Unlike pure AI model companies, Xiaomi's mobile, automotive, IoT, and consumer electronics businesses provide longer investment cycles and greater strategic patience. It views large model services as an entry to the AI ecosystem, avoiding getting stuck in the trap of focusing solely on short-term API revenue.

This is not friendly to small and medium-sized model companies. Without main business funding, lacking robust Infra capabilities, and insufficient call scale to spread costs, they are destined to struggle to follow such price cuts.

DeepSeek's low prices already threaten many domestic models' market positions. As Xiaomi MiMo follows, more sizable vendors will be forced to adjust prices or redefine product value. Smaller model service providers may be pushed into narrower vertical scenarios.

This round of price cuts is also a selection process for efficiency-focused model vendors in the market. Companies with engineering capabilities, scheduling abilities, and ecosystem access can bear the pressure of lower prices. Only those with model capabilities but unable to suppress inference costs will become increasingly passive.
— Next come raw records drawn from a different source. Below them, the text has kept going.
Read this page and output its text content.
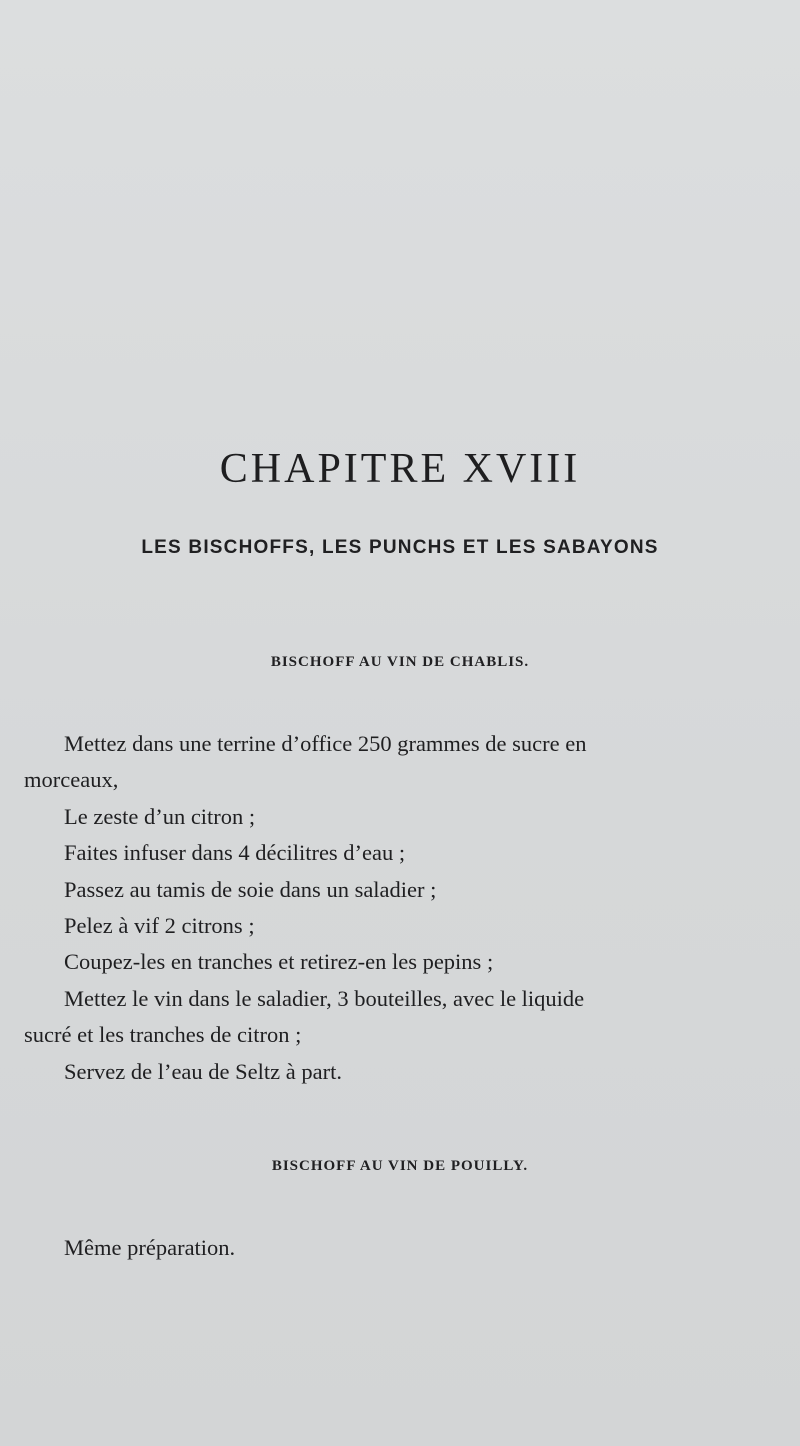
CHAPITRE XVIII
LES BISCHOFFS, LES PUNCHS ET LES SABAYONS
BISCHOFF AU VIN DE CHABLIS.
Mettez dans une terrine d’office 250 grammes de sucre en
morceaux,
Le zeste d’un citron ;
Faites infuser dans 4 décilitres d’eau ;
Passez au tamis de soie dans un saladier ;
Pelez à vif 2 citrons ;
Coupez-les en tranches et retirez-en les pepins ;
Mettez le vin dans le saladier, 3 bouteilles, avec le liquide
sucré et les tranches de citron ;
Servez de l’eau de Seltz à part.
BISCHOFF AU VIN DE POUILLY.
Même préparation.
Moreover, as the space for further price cuts narrows, the value of simply lowering prices decreases as it approaches physical costs. In the next phase, model quality, agent adaptation, developer tools, ecosystem binding, service stability, and enterprise delivery capabilities will all face another round of internal competition.

Model capabilities determine the upper limit of AI development, while inference costs determine the scale of AI普及. When truly affordable tokens enter the application layer, we'll finally understand what the next explosive era for AI looks like.